Property damage from a dam breach would be about $539 million, affecting 4,357 residents across some 1,995 housing units with 21 surrounding bridges in peril, according to LawnStarter predictors.

But in the same report, researchers at LawnStarter seemingly seek to assuage residents in Tom Miller Dam’s midst: “Damage is largely mitigated due to the relatively low volume of water contained by the Tom Miller Dam,” they wrote. “The dam is responsible for holding 21,000 acre-feet back, which is only 1.8 percent of the volume held back by Mansfield Dam.”

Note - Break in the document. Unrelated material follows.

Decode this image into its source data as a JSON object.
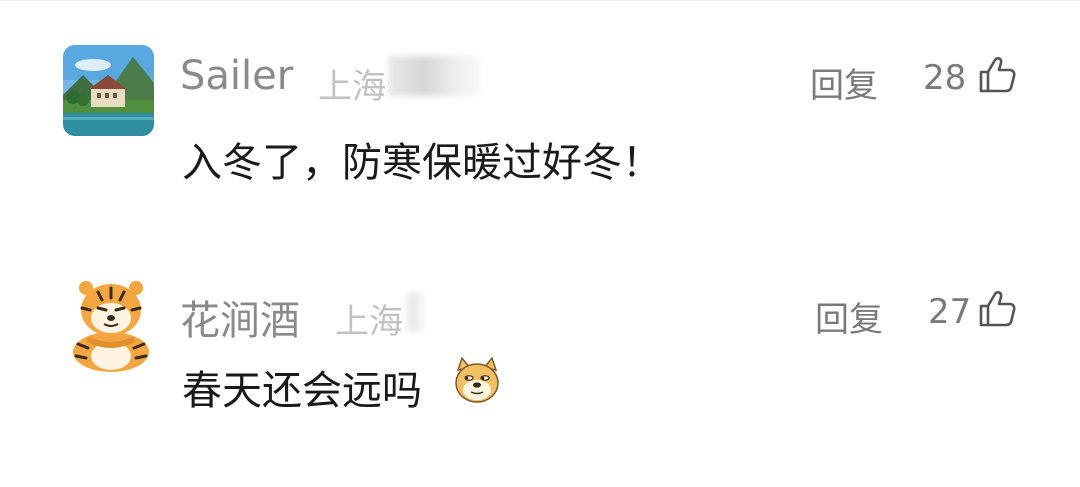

But in terms of Mansfield Dam, the devastation its failure would cause would be exponentially greater, according to LawnStarter researchers. Here’s what the escaped waters’ pathways would look like:

The resulting property loss, human toll and collateral damage a Mansfield Dam break could wreak rivals the worst scenarios of a Hollywood disaster movie script. To wit:

Widespread destruction would be assured given astonishingly massive volumes of unleashed water. Water escaping from the Mansfield Dam would dispel across an expansive area:

Mansfield Dam is located by FM 620 near Lakeway, west of Austin. “It is the only dam meant to hold back floodwaters in the chain, making it incredibly important for Austin and downstream cities,” LawnStarter analysts wrote. “If the dam were to fail it would unleash 1.1 million cubic feet of water per second. This high flow rate would also continue for a substantial amount of time due to the size of Lake Travis (1.1 million acre-feet).”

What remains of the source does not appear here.